Novità ogni giorno, anche in uscita. Oulai e Arokodare surriscaldano l'asse Firenze-Trebisonda
Ogni giorno una novità, e poco male se non è facile star dietro ai tanti tavoli sui quali sta giocando Fabio Paratici. Il mondo viola gira a ritmo rapido, e anche se mancano ancora un paio di annunci in entrata sono le uscite a muoversi. Il work in progress è costante, va in parallelo con quello sul campo di Grosso che dovrà gioco forza adeguarsi alle logiche, e ai tempi, del mercato.
Cessioni in arrivo
Detto che per Jimenez l'annuncio dell'ufficialità è in arrivo mentre il calciatore è già regolarmente in gruppo al Viola Park, e che semmai l'attesa si è spostata per la chiusura pubblica dell'affare Valdepenas, sono le cessioni che danno continuità alle novità in casa viola. Gosens che apre allo Schalke 04 (2,5 milioni di riscatto obbligatorio alla permanenza dei tedeschi in Bundesliga), Moreno vicino al Wrexham per 8,5 milioni, Valentini verso il Gremio per altri 3,5 milioni e infinte Richardson al Le Havre per un diritto di riscatto francese da 8 milioni
Chiodo fisso Oulai
Insomma il lavoro non manca, tanto che non c'è da stupirsi se poi altre piste restano per il momento sospese come nei casi di Bakayoko, Koleosho o Thorstvedt. Ed è chiaramente anche il caso di Oulai che resta in cima ai pensieri dei viola, seppure il Trabzonspor si mantenga ancora di traverso con una valutazione da 30 milioni. Da parte sua l'ivoriano, e l'entourage, strizzano eccome l'occhio alla Fiorentina (anche sui social) ma mentre in Turchia l'affare è già celebrato da casa viola filtra soprattutto cautela.

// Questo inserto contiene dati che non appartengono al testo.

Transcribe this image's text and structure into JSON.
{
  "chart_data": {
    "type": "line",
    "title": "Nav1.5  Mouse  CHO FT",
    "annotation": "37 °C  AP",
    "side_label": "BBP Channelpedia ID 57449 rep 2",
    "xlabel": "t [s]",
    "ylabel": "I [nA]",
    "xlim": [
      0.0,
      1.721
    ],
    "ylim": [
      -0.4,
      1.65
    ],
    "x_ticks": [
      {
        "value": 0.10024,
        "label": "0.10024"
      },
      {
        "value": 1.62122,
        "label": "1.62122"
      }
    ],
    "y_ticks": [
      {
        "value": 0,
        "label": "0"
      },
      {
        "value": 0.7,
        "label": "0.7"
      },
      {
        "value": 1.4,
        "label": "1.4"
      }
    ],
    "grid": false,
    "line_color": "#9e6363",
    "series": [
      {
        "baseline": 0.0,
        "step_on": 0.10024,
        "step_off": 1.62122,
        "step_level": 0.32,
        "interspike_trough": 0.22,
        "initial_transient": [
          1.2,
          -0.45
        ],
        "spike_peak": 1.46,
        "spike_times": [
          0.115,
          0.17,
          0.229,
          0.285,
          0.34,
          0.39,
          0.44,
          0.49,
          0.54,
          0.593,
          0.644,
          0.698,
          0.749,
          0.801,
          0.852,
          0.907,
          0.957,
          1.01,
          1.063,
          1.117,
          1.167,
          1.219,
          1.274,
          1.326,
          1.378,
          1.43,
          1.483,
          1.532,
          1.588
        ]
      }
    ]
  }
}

L'intreccio con il Trabzonspor e gli slot extracomunitari
Ed è poi una spiegazione a questo stallo anche il corteggiamento a distanza di Arokodare, punta nigeriana del Wolverhampton, questione che s'intreccia con gli slot per gli extracomunitari a disposizione dei viola. Con l'arrivo del brasiliano Viery, e la presenza di Dodò da inizio stagione, la Fiorentina ha un solo posto disponibile, dunque è chiamata a una scelta tra il centrocampista ivoriano e la punta nigeriana, che intanto (guarda caso) piace anche al Trabzonspor del gioiello Oulai. Un intreccio niente male nel quale Paratici dovrà districarsi.